En conséquence de ces problèmes, l’ONG qui a finalement déclaré en septembre 2012 son incapacité à continuer à payer les salaires des travailleurs, a récemment mis fin au management local du projet de protection des tortues qui était, lors de ma dernière visite sur le terrain (avril 2013) géré par les 20 travailleurs locaux. Ces conflits internes croissant rendent l’ONG-T fragile et à mesure que la situation s’envenime, des instances externes sont amenées à prendre part au conflit. C’est le cas des Wildlife Officers qui sont les premiers « rivaux » en matière de gestion de l’environnement dans le village. Ces conflits et rivalités ont toujours été latents dans les relations entre les travailleurs du projet et les Wildlife Officers. En effet, si, en 2006, une forme de partenariat s’est officiellement construite entre l’ONG-T et cette institution étatique pour la protection de la plage ; ces nouveaux arrivants ont représenté d’emblée une forme de concurrence puisqu’ils étaient chargés, grosso modo, des mêmes tâches que celles assignées aux travailleurs de l’ONG-T. Par ailleurs, ces acteurs gouvernementaux représentaient une instance extérieure supplémentaire de contrôle difficile à accepter pour les nest protectors. Dans ces conflits aujourd’hui exacerbés par la fragilité de l’institution, c’est la légitimité des différents usagers de l’aire protégée qui est remise en question. Aussi, le cadre de ces conflits dépasse les frontières du village où est implantée l’ONG puisque dans d’autres « lieux » de conservation sur lesquels je me suis penchée par la suite, les acteurs impliqués (notamment des Wildlife Officers) ont souvent connaissance des problèmes courants de l’ONG-T. C’est le cas d’un des fonctionnaires en charge d’un parc national du district d’Hambantota qui un jour, lorsque je lui précise que l’entretien est fini et après avoir arrêté l’enregistreur, me fait part de son avis sur l’ONG-T dont il a beaucoup entendu parler récemment :

« Je suis au courant de tous les problèmes de l’ONG-T. Ils font du business, ce n’est pas de la conservation, c’est seulement du business.
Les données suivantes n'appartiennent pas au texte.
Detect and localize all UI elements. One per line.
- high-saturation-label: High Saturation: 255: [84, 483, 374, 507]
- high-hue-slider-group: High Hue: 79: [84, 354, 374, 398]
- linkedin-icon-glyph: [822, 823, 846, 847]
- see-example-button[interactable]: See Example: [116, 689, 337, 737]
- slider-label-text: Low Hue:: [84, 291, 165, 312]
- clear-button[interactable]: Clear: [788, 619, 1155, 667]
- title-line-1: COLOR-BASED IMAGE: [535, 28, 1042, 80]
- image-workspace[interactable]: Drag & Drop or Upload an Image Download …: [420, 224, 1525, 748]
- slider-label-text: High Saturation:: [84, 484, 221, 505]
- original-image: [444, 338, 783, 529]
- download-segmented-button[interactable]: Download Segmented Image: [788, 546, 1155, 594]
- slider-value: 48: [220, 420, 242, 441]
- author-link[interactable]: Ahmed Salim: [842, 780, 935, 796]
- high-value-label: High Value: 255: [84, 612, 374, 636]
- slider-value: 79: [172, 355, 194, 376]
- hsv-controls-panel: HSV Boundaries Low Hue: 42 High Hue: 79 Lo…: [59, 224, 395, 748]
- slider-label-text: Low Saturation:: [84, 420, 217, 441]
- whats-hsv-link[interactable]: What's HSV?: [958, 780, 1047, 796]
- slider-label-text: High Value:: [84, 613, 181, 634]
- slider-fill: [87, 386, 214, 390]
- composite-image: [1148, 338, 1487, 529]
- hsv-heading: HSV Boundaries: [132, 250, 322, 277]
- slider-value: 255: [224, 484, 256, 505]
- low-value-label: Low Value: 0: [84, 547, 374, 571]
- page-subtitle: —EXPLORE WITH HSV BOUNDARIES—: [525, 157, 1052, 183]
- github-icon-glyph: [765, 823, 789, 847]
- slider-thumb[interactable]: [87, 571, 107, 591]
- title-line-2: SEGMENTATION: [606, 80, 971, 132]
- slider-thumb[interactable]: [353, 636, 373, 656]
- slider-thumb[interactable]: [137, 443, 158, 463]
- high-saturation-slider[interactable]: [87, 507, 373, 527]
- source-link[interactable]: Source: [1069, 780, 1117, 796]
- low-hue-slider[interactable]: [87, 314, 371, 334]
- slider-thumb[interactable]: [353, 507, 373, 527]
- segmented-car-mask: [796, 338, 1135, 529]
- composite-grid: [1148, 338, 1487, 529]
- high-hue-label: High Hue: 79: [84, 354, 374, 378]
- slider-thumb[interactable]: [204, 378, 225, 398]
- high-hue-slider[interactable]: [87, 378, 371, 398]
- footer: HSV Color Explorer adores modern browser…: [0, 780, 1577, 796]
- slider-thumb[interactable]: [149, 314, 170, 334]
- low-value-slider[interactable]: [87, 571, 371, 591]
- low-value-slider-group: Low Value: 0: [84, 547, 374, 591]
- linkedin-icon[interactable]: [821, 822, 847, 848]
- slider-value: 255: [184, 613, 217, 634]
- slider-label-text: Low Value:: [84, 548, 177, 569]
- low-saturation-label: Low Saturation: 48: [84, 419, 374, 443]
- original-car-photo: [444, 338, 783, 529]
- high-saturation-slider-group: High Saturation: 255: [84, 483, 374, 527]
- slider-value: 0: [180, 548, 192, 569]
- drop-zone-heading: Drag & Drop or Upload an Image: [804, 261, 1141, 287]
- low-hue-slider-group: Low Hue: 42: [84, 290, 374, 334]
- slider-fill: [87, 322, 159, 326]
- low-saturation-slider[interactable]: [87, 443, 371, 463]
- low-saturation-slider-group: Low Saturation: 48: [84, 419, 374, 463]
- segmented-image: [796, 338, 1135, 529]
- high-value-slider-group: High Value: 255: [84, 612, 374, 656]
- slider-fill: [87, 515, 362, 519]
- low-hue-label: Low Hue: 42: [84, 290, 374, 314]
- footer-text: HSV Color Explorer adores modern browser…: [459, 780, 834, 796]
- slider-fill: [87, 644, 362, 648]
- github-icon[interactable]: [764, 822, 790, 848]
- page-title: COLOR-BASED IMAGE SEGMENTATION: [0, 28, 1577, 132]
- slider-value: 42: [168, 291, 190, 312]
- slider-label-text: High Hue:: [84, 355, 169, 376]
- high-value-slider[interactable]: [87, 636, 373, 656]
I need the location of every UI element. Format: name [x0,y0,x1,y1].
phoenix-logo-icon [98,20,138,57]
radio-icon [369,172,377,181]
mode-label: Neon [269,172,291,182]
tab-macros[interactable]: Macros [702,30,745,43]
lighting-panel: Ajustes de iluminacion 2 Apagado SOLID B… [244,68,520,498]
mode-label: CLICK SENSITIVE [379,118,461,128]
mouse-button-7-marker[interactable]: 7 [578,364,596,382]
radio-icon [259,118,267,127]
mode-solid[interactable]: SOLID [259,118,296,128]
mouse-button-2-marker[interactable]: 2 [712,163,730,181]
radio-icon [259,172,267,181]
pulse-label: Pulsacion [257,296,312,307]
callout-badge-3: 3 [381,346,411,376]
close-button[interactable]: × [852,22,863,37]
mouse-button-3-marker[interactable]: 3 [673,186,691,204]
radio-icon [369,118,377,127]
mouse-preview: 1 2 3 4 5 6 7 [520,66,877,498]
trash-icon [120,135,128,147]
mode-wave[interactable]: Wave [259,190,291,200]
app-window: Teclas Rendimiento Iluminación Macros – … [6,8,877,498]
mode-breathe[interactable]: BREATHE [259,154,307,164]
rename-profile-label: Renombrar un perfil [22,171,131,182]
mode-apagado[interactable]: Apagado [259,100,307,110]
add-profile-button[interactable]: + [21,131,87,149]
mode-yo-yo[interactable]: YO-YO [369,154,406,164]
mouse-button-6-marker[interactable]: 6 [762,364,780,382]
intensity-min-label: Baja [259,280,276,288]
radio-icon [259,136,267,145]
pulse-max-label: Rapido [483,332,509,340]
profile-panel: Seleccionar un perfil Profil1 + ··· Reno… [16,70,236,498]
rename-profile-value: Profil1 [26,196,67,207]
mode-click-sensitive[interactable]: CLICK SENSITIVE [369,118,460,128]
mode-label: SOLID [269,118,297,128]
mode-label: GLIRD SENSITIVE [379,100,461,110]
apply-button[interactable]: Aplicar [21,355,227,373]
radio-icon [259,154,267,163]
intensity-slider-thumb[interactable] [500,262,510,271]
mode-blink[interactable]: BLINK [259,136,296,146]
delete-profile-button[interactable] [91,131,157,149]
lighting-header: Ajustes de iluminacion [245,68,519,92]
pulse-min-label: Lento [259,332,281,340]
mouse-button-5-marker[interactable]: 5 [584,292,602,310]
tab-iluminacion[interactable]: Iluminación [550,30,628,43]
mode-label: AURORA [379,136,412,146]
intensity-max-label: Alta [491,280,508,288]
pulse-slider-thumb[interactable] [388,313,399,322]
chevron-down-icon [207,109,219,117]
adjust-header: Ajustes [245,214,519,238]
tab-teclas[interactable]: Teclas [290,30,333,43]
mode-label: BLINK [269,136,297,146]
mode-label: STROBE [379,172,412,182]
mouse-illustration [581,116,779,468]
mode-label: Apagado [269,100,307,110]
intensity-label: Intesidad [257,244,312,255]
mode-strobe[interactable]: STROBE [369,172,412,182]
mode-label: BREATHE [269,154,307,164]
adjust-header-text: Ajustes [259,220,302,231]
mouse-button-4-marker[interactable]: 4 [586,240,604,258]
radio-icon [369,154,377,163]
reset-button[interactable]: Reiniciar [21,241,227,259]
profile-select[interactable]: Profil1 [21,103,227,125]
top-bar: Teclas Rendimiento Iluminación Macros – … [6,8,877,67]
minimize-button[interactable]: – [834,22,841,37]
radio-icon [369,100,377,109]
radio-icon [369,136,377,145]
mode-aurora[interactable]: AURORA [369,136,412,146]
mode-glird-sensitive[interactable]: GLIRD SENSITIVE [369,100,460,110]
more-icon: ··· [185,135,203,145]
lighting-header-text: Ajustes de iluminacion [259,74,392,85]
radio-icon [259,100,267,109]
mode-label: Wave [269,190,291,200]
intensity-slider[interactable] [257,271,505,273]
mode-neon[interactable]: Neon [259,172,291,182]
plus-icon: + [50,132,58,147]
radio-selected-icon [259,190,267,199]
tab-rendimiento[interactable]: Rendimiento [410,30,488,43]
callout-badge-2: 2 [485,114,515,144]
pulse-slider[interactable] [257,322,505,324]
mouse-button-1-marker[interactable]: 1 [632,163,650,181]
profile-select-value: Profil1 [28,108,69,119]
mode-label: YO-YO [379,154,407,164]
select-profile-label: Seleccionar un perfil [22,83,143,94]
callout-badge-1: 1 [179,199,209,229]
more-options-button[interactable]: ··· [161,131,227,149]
Pour l’instant il y a de gros problèmes et des disputes entre les wildlife officers et les travailleurs de l’ONG. Le problème c’est que ces nest protectors travaillent là depuis si longtemps, ils pensent que c’est leur territoire ! Donc les Wildlife officers ne peuvent pas prendre le leadership… Mais personnellement, je crois que dans peu de temps, les Wildlife officers vont prendre le projet en main et que les travailleurs vont perdre leur job » (Wildlife Officer de Bundala, février 2013, traduction de l’auteur).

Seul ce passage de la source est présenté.